NEW YORK — Q. I am 82 and have a mortgage of $27,000. My pension and Social Security amount to $21,000 per year. Last year I cosigned a bank loan for a friend who is unable to pay off the remaining $34,000. The monthly payments are $800. Recently I received an offer of a $75,000 loan from a home-mortgage company. I wrote them for a loan of $61,500 to pay off the $27,000 plus $34,000. I've received no answer yet.
- H. D.,
A. If you did receive the $61,500 loan, and the company is legitimate, that would meet your need, says Gary Schatsky, an attorney and financial planner in New York.
But if you do not get the loan and have no other assets, then seek legal counsel, he says. Have the attorney look for local or state government programs to aid senior citizens with financial problems.
Ask the creditor of the $34,000 loan to renegotiate your contract. Otherwise, you may have to consider bankruptcy protection. Normally, Schatsky says, he would not recommend such a drastic step, but given your age, your situation may warrant it.

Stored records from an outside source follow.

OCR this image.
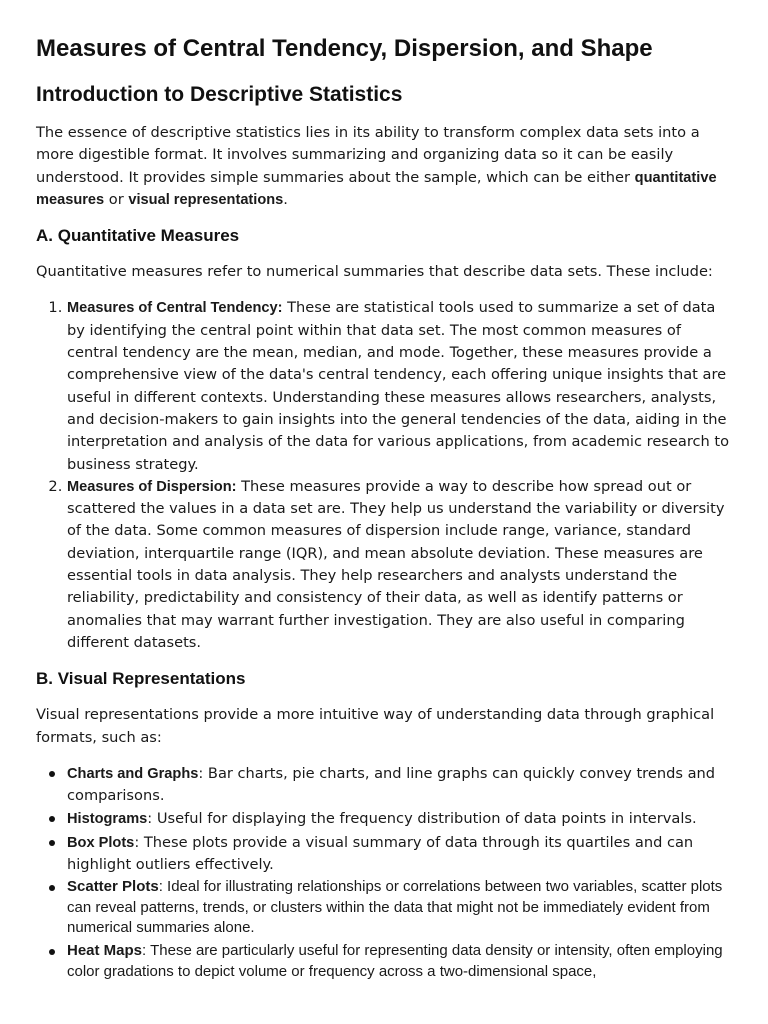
Measures of Central Tendency, Dispersion, and Shape
Introduction to Descriptive Statistics

The essence of descriptive statistics lies in its ability to transform complex data sets into a more digestible format. It involves summarizing and organizing data so it can be easily understood. It provides simple summaries about the sample, which can be either quantitative measures or visual representations.

A. Quantitative Measures

Quantitative measures refer to numerical summaries that describe data sets. These include:

1. Measures of Central Tendency: These are statistical tools used to summarize a set of data by identifying the central point within that data set. The most common measures of central tendency are the mean, median, and mode. Together, these measures provide a comprehensive view of the data's central tendency, each offering unique insights that are useful in different contexts. Understanding these measures allows researchers, analysts, and decision-makers to gain insights into the general tendencies of the data, aiding in the interpretation and analysis of the data for various applications, from academic research to business strategy.
2. Measures of Dispersion: These measures provide a way to describe how spread out or scattered the values in a data set are. They help us understand the variability or diversity of the data. Some common measures of dispersion include range, variance, standard deviation, interquartile range (IQR), and mean absolute deviation. These measures are essential tools in data analysis. They help researchers and analysts understand the reliability, predictability and consistency of their data, as well as identify patterns or anomalies that may warrant further investigation. They are also useful in comparing different datasets.
B. Visual Representations

Visual representations provide a more intuitive way of understanding data through graphical formats, such as:

Charts and Graphs: Bar charts, pie charts, and line graphs can quickly convey trends and comparisons.
Histograms: Useful for displaying the frequency distribution of data points in intervals.
Box Plots: These plots provide a visual summary of data through its quartiles and can highlight outliers effectively.
Scatter Plots: Ideal for illustrating relationships or correlations between two variables, scatter plots can reveal patterns, trends, or clusters within the data that might not be immediately evident from numerical summaries alone.
Heat Maps: These are particularly useful for representing data density or intensity, often employing color gradations to depict volume or frequency across a two-dimensional space,
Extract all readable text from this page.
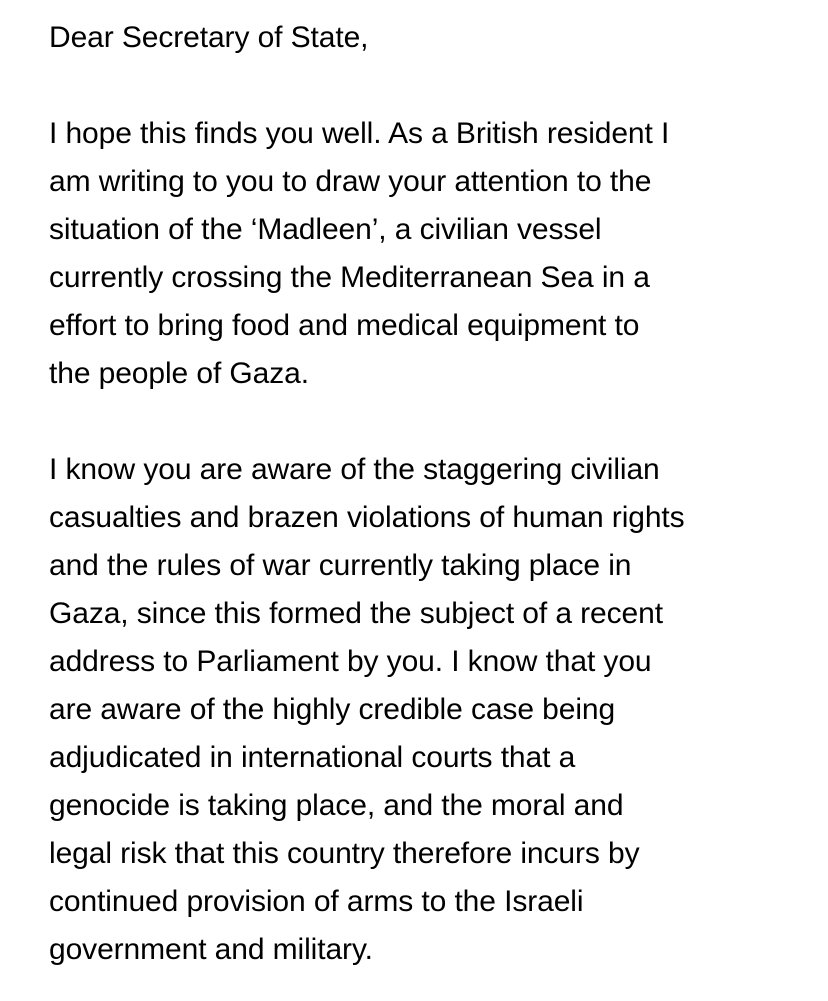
Dear Secretary of State,
I hope this finds you well. As a British resident I
am writing to you to draw your attention to the
situation of the ‘Madleen’, a civilian vessel
currently crossing the Mediterranean Sea in a
effort to bring food and medical equipment to
the people of Gaza.
I know you are aware of the staggering civilian
casualties and brazen violations of human rights
and the rules of war currently taking place in
Gaza, since this formed the subject of a recent
address to Parliament by you. I know that you
are aware of the highly credible case being
adjudicated in international courts that a
genocide is taking place, and the moral and
legal risk that this country therefore incurs by
continued provision of arms to the Israeli
government and military.
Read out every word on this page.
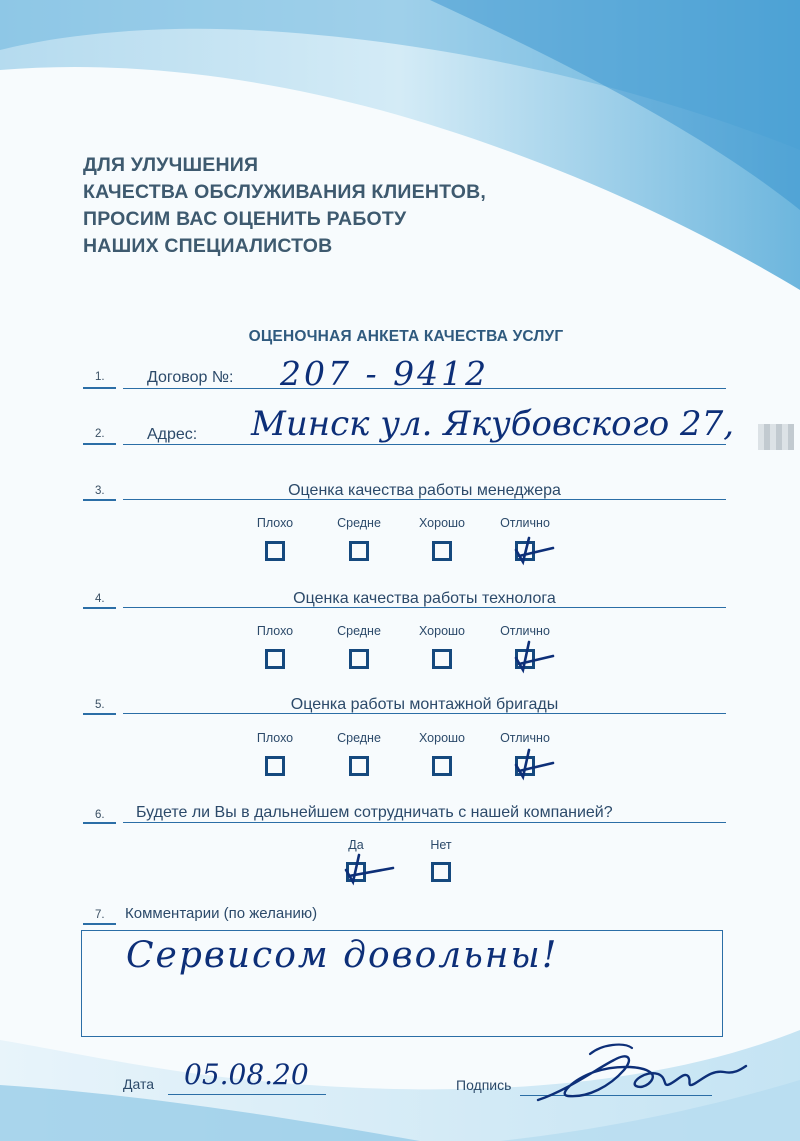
ДЛЯ УЛУЧШЕНИЯ
КАЧЕСТВА ОБСЛУЖИВАНИЯ КЛИЕНТОВ,
ПРОСИМ ВАС ОЦЕНИТЬ РАБОТУ
НАШИХ СПЕЦИАЛИСТОВ
ОЦЕНОЧНАЯ АНКЕТА КАЧЕСТВА УСЛУГ
1.	Договор №: 207 - 9412
2.	Адрес: Минск ул. Якубовского 27,
3.	Оценка качества работы менеджера
Плохо	Средне	Хорошо	Отлично
4.	Оценка качества работы технолога
Плохо	Средне	Хорошо	Отлично
5.	Оценка работы монтажной бригады
Плохо	Средне	Хорошо	Отлично
6. Будете ли Вы в дальнейшем сотрудничать с нашей компанией?
Да	Нет
7. Комментарии (по желанию)
Сервисом довольны!
Дата 05.08.20	Подпись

Find out whether your house would be protected in a filing, he says. If so, your creditor might be able to put a lien on your home, so that someday, after your passing, he or she could recoup the full $34,000.
Q. With deflation under way, should we invest in gold? I was told it is the only way to protect the underlying value of your assets. Should we buy gold mutual funds?
- Name withheld,
Jersey City, N.J.
A"Unless you are an expert market timer, you will probably ... not make a lot of money from gold funds," says Christine Benz, an analyst with information firm Morningstar, in Chicago.
Gold funds have not helped most portfolios over the past decade, she says. If you do buy gold funds, use 5 percent or less of your assets, Benz says. US Treasury bonds, bank certificates of deposit, and money-market funds will also protect your assets.